Program Compilation - An introduction

Image credit: WeGraphics

Program Compilation - An introduction

As we already know the compilation process involves four steps,

  • Pre-processing the source file
  • Compiling the source file to assembly
  • The assembly code is assembled to the object code
  • Linking the object code with libraries

So the actual compilation process goes like the following:

$ gcc -E prog.c > prog.i # pre-process
$ gcc -s prog.i      # assemble
$ as -o prog.o prog.s    # compile
$ ld -dynamic-linker /lib64/ld-linux-x86-64.so.2 \
  /usr/lib64/crt1.o \
  /usr/lib64/crti.o \
  /usr/lib64/crtn.o -lc prog.o  # link

We will cover each of the process in detail in later sections, but the linker stage is our focus right now.

The options to ld specify that our object code should be dynamically linked and the dynamic linker to be used is ld-linux-x86-64.so. The rest of the object files are C run time code that gets compiled into the object code. This is where the _start comes into out object file. Every C program has a start up code compiled in unless you explicitly say not to link start up code to the compiler.

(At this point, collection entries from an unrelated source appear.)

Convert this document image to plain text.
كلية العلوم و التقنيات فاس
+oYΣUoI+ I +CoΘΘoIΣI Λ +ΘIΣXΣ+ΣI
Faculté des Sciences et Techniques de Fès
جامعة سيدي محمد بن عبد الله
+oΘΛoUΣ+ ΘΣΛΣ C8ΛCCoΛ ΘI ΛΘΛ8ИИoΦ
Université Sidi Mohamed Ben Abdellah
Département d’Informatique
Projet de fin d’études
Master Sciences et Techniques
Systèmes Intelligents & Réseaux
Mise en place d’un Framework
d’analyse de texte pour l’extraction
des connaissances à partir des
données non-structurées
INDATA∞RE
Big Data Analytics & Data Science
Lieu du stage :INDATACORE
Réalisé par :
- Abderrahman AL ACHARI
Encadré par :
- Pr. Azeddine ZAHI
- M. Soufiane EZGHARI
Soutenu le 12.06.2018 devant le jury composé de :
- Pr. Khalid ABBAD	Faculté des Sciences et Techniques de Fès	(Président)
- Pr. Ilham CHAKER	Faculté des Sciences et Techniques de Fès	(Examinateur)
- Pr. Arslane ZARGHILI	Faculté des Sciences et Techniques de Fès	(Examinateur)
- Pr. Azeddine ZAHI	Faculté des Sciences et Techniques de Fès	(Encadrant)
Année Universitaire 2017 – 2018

Details about the C run time routines will be given in later in this article.

The job of the linker is to resolve external references present in the program and appropriately map them to the libraries and other object files. In case of static linking the object code present in the libraries that are referenced by the program are directly linked into the program executable. This makes the program load faster but the size of the binary is increased. During the loading of the program, the kernel only needs to relocate the image to its new address by just adding the memory offset with the addresses present in the binary.

Static linking poses a bigger problem when many programs in the system are used the same set of code from the libraries. The combined memory of the duplicated code can impact the available memory considerably. Also when code present in a library is updated, the entire program needs to be re-linked. This is a problem for vendors as the entire binary needs to be packed and shipped.

To overcome this dynamic linking was conceived. Here, when the program linking happens, the undefined references found in the program are searched in library files and only a reference to the symbol is placed in the binary. This means, none of the code in the external libraries are in the binary. Since the references are not loaded into the binary, relocation cannot be performed until the load time.